I take the bike to work. It makes me feel that I’m making a statement about the kind of future I want for my children. However, we can’t expect to change the world with such small steps. The task requires a more important sense of urgency. With Worldchanging: A User’s Guide for the 21st Century (see sidebar), we get a book full of ideas on how to achieve a greener future:
Stuff (which covers topics like green design, reducing one’s ecological footprint, biomimicry, sustainable agriculture, clothing, cars and emerging technologies);Shelter (covering topics like green building and landscaping, bright green home decor, clean energy, sustainable water systems, disaster relief and humanitarian design);
Cities (topics like smart growth, sustainable communities, transportation, greening infrastructure, product-service systems, leapfrogging and megacity challenges);
Communities (topics like education, women’s rights, public health, holistic approaches to community development, copyleft, South-South science, social entrepreneurship and micro-lending, and philanthropy);
Business (topics like socially responsible investment, worldchanging start-ups, ecological economics, corporate social responsibility and green business);
Politics (topics like networked politics, new media, transparency, human rights, non-violent revolution and peacemaking);
Planet (the big picture — everything from placing oneself in a bioregion to climate foresight to environmental history to green space exploration).
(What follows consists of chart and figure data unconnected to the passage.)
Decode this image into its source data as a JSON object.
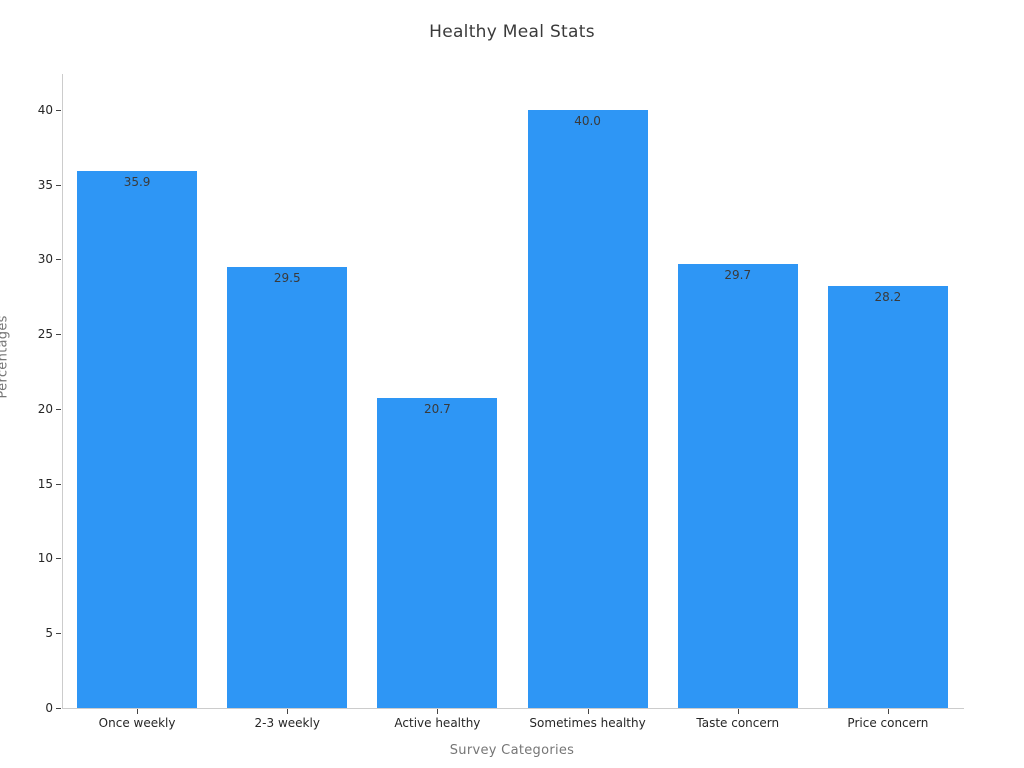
{
  "chart_data": {
    "type": "bar",
    "title": "Healthy Meal Stats",
    "xlabel": "Survey Categories",
    "ylabel": "Percentages",
    "categories": [
      "Once weekly",
      "2-3 weekly",
      "Active healthy",
      "Sometimes healthy",
      "Taste concern",
      "Price concern"
    ],
    "values": [
      35.9,
      29.5,
      20.7,
      40.0,
      29.7,
      28.2
    ],
    "value_labels": [
      "35.9",
      "29.5",
      "20.7",
      "40.0",
      "29.7",
      "28.2"
    ],
    "yticks": [
      0,
      5,
      10,
      15,
      20,
      25,
      30,
      35,
      40
    ],
    "ylim": [
      0,
      42.4
    ],
    "grid": false,
    "legend": false,
    "bar_color": "#2e96f5",
    "value_label_color": "#3a3a3a",
    "tick_label_color": "#262626",
    "axis_label_color": "#767676",
    "spine_color": "#cccccc"
  }
}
In the post a convenient solution: community living I shared a few thoughts on how relevant the study of our global culture is to accomplish a more sustainable life style.

There are several books designed for reducing the ecologic footprint and the amount of resources we waste trying to keeping it with the Joneses, the pivotal one is “Living Simple with Children” from Marie Sherlock, which describes how we can live a life plenty of rewards without following Madison Avenue trends to consumism and the need to fit in a world that doesn’t really exists.